Dilan sejenak tertegun. Melihat reaksi umminya dia merasa ada sesuatu yang terjadi. "Tolong jaga dia, Mi."
Sampai di luar, Dilan sudah disambut pelukan oleh Ibra. Lelaki yang sudah seperti ayah bagi Dilan itu bahkan menepuk-nepuk punggungnya.
"Kenapa Shania tak ikut, Bi?" tanya Dilan yang baru menyadari kalau Shania tidak berada diantara mereka.
"Dia kan di pondok, Dilan. Baru juga kelas IX."
"O, iya, lupa."
" Cuma ghak di pondok yang sama kayak kamu dan Bian duluh. Katanya takut setelah kejadian yang menimpa Bian."
"O, ya,... Ib, apa yang membunuh Bian sudah ditangkap?" tanya Pramono.
"Sampai sekarang belum tau siapa yang membunuhnya. Kasusnya seperti ditutup begitu saja. Sepertinya pelakunya orang besar, sedangkan saksi juga tak ada. Satu-satunya yang tau kejadian yang menimpa anak saya hanya gadis itu. Sedangkan gadis itu tak bisa dimintai keterangan apa-apa. Sejak kejadian itu dia tak bisa berkata apa-apa. Hanya diam dengan sesekali meneteskan airmata."
"Kamu sudah laporkan ke polisi 'kan?" sela Giani.
"Sudah, Mbak. Tapi jawaban mereka tak memuaskan. Sepertinya mereka enggan menyelidiki kasus ini," Ibra menghela nafas panjang, "penyesalan memang datang belakangan. Kalau saja saya mengizinkan Bian menikahi gadis itu, mungkin tak seperti itu kejadiannya. Pikirku mereka masih anak-anak, belum mengerti apa makna pernikahan. Biar selesaikan sekolah duluh. Saat itu Bian sudah positif dapat beasiswa prestasi dari Al Azhar."
"Anakmu itu tipe orang yang serius, apa yang diinginkannya harus tercapai," ucap Pramono.
"Entah bagaimana ceritanya, sampai malam-malam mereka janjian keluar di dekat bumi perkemahan itu. Padahal Bian orangnya teguh agama, dia tak mungkin melakukan yang tidak-tidak dengan hanya berdua malam-malam kalau tidak karena terpaksa."
Dilan hanya mencerna cerita abinya. Mereka selama ini memang jarang berinteraksi dengan keluarga abinya itu.
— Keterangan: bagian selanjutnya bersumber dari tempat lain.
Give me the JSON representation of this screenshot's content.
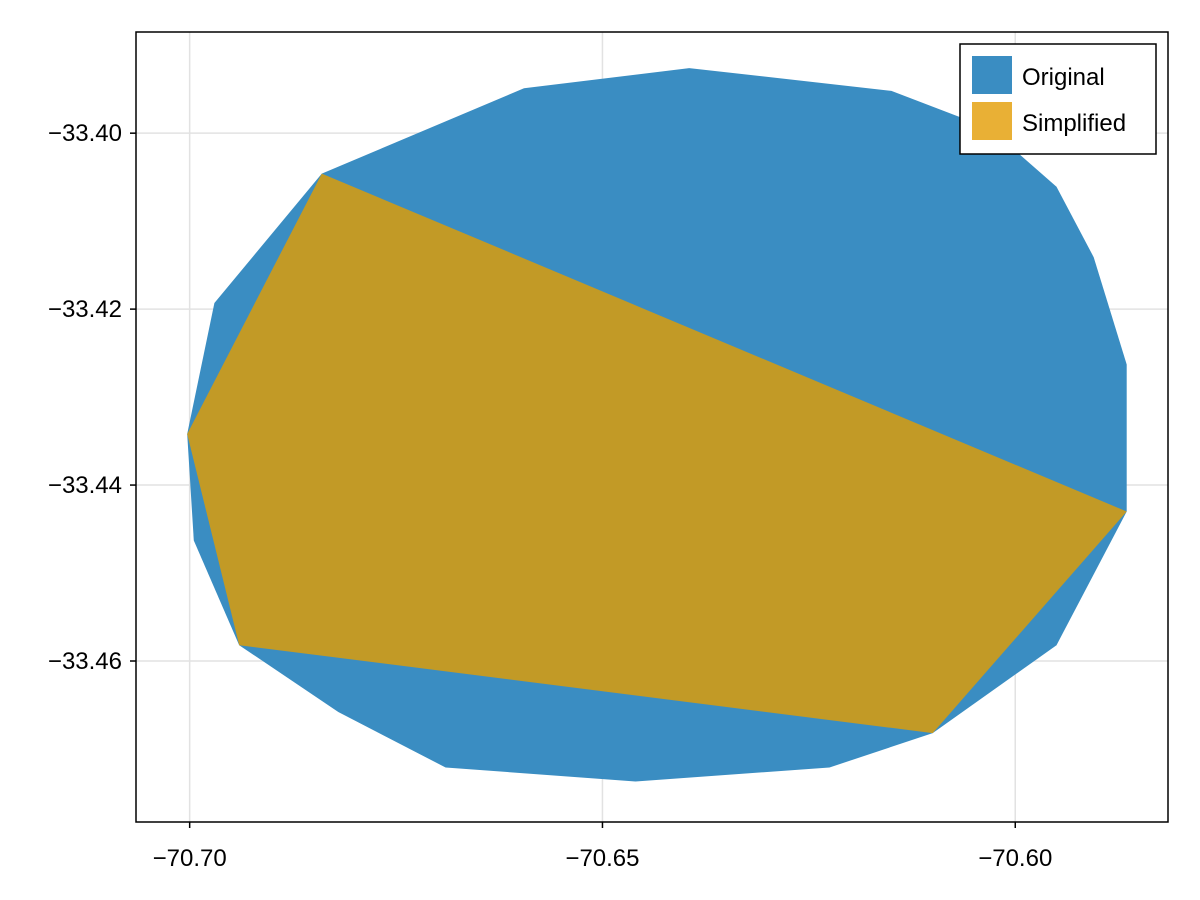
{
  "chart_data": {
    "type": "area",
    "title": "",
    "xlabel": "",
    "ylabel": "",
    "xlim": [
      -70.7065,
      -70.5815
    ],
    "ylim": [
      -33.4783,
      -33.3885
    ],
    "grid": true,
    "x_ticks": [
      -70.7,
      -70.65,
      -70.6
    ],
    "x_tick_labels": [
      "−70.70",
      "−70.65",
      "−70.60"
    ],
    "y_ticks": [
      -33.4,
      -33.42,
      -33.44,
      -33.46
    ],
    "y_tick_labels": [
      "−33.40",
      "−33.42",
      "−33.44",
      "−33.46"
    ],
    "legend_position": "top-right",
    "series": [
      {
        "name": "Original",
        "color": "#3a8dc2",
        "points": [
          [
            -70.684,
            -33.4046
          ],
          [
            -70.6595,
            -33.3949
          ],
          [
            -70.6395,
            -33.3926
          ],
          [
            -70.615,
            -33.3952
          ],
          [
            -70.603,
            -33.3995
          ],
          [
            -70.595,
            -33.4061
          ],
          [
            -70.5905,
            -33.4141
          ],
          [
            -70.5865,
            -33.4263
          ],
          [
            -70.5865,
            -33.443
          ],
          [
            -70.595,
            -33.4582
          ],
          [
            -70.61,
            -33.4682
          ],
          [
            -70.6225,
            -33.4721
          ],
          [
            -70.646,
            -33.4737
          ],
          [
            -70.669,
            -33.4721
          ],
          [
            -70.682,
            -33.4658
          ],
          [
            -70.694,
            -33.4582
          ],
          [
            -70.6995,
            -33.4463
          ],
          [
            -70.7003,
            -33.4342
          ],
          [
            -70.697,
            -33.4193
          ]
        ]
      },
      {
        "name": "Simplified",
        "color": "#c29a26",
        "points": [
          [
            -70.684,
            -33.4046
          ],
          [
            -70.5865,
            -33.443
          ],
          [
            -70.61,
            -33.4682
          ],
          [
            -70.694,
            -33.4582
          ],
          [
            -70.7003,
            -33.4342
          ]
        ]
      }
    ],
    "legend_swatch_colors": [
      "#3a8dc2",
      "#e9b035"
    ]
  }
}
Saat kejadian itu pun mereka hanya datang mengungkapkan bela sungkawa ke Yogyakarta, tempat tinggal abinya. Itu pun keadaan amat berduka. Jangankan bercerita panjang lebar, umminya bahkan tak bisa menemuinya karena mengurung diri di kamar. Abinya juga tak bisa banyak berkata-kata. Kabut benar-benar menyelimuti keluarga itu dengan kepergian Bian yang tragis, dipukul orang di tengkuknya yang berakibat fatal sampai hilangnya nyawa.
"Berarti jalan satu-satunya hanya gadis itu. Apa kamu pernah menemui dia lagi?"
"Tidak, Mas. Umminya tak sanggup melihat gadis itu yang mengingatkan dia pada Bian."
"Tapi apa kamu rela anakkmu tak mendapatkan keadilan? Yang membunuhnya bahkan enak-enakan menikmati kebebasan?"
"Kalau dia saksi kunci, berarti gadis itu dalam bahaya," ucap Dilan terlenguh. "kesembuhannya berarti tidak diharapkan.'
"Sepertinya begitu Dilan."
"Terus, ini Abi cuma ke sini saja, atau mau ke sana, ceritanya?"
Ibra tersenyum. "Maunya sih mau ke sana, tapi transit duluh di sini. Ghak taunya kamar Ajeng dipakai pengantin baru."
"Pengantin baru apaan, Dik?" sela Giani. "La, itu orang gila di Menur di bawa kemari."
"Mama,.." Pramono tak enak hati melihat Dilan.
"Memang aku salah?"
"Orang gila bagaimana, Mbak?"
"Dini memang mengalami goncangan jiwa, Bi. Dia masuk rumah sakit jiwa di bawa ibunya. Karena saya memang mencintainya, saya menikahinya dengan harapan dia akan sembuh."
"Yang kamu harapkan juga palsu. Kalau sembuh dan dia tak mencintaimu? Bukankah kamu sudah bilang, duluh dia amat membencimu, lalu apalagi yang kauharapkan?"
"Setidaknya aku memberinya kesembuhan, Ma. Dan itu sudah cukup bagi aku."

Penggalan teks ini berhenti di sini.